Sitting before an audience of business and government leaders, including the Chairperson of the African Union Commission and heads of state from Senegal, Rwanda, and South Africa, and just a few feet away from the President of the United States, 21-year-old Takunda Chingonzo remained calm. Takunda, the youngest of 500 Young African Leaders Initiative (YALI) fellows, was tapped to engage President Barack Obama in a conversation earlier this month during the US-Africa Business Forum, a meeting to discuss investment opportunities between African nations and the States. 

During their 26-minute dialogue, the young entrepreneur stuck to his principles when it came to discussing key issues ranging from trade sanctions to “liberating the internet for [all] Zimbabweans.” The pair also conversed about the difficulties of being a young entrepreneur, something Takunda, the founder of three IT start-ups, is no stranger to. 

“[While] there have been a number of multi-billion dollar investments coming into [Africa], the funding is not trickling down to companies launched by up and coming entrepreneurs—companies that are disrupting industries with innovative products and services,” Takunda told President Obama. 

Takunda’s entrepreneurial skills were strengthened through his participation in Zimbabwe:Works, a program of the US Agency for International Development (USAID) and the International Youth Foundation, where he received training in entrepreneurship and life skills. The program offered Takunda access to financing and mentoring, serving as a springboard for the young man, who upon graduation went on to win “most outstanding startup venture” at the Boost Fellowship’s SME Awards, and mentor other beneficiaries.

In the past two years alone, Takunda founded Neolab Technology P/L, an award-winning startup working to bring free Internet access to the Zimbabwean public, and co-founded NeoEffect, a social venture aimed at empowering underprivileged youth in southern Zimbabwe through IT literacy. 
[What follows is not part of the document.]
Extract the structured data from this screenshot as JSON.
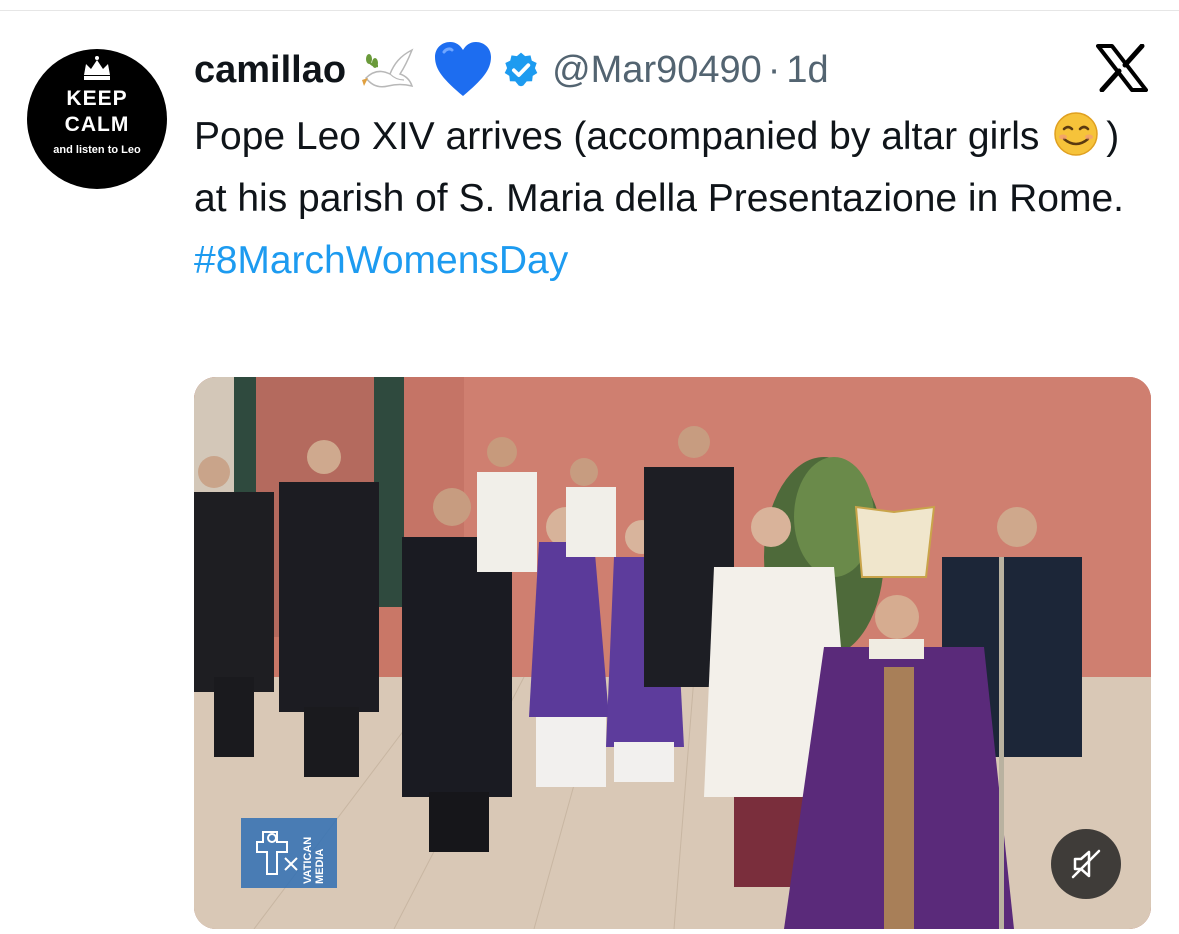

Upon completion of his YALI Mandela Washington Fellowship, Takunda will waste no time rolling out his third startup Saisai, a free WiFi network in Zimbabwe, and intends to continue studying for his bachelor’s degree in Quantity Surveying. Above all, Takunda will pursue his passion for IT proficiency and open Internet access for social good by expanding his initiatives to tertiary institutions throughout Zimbabwe and southern Africa.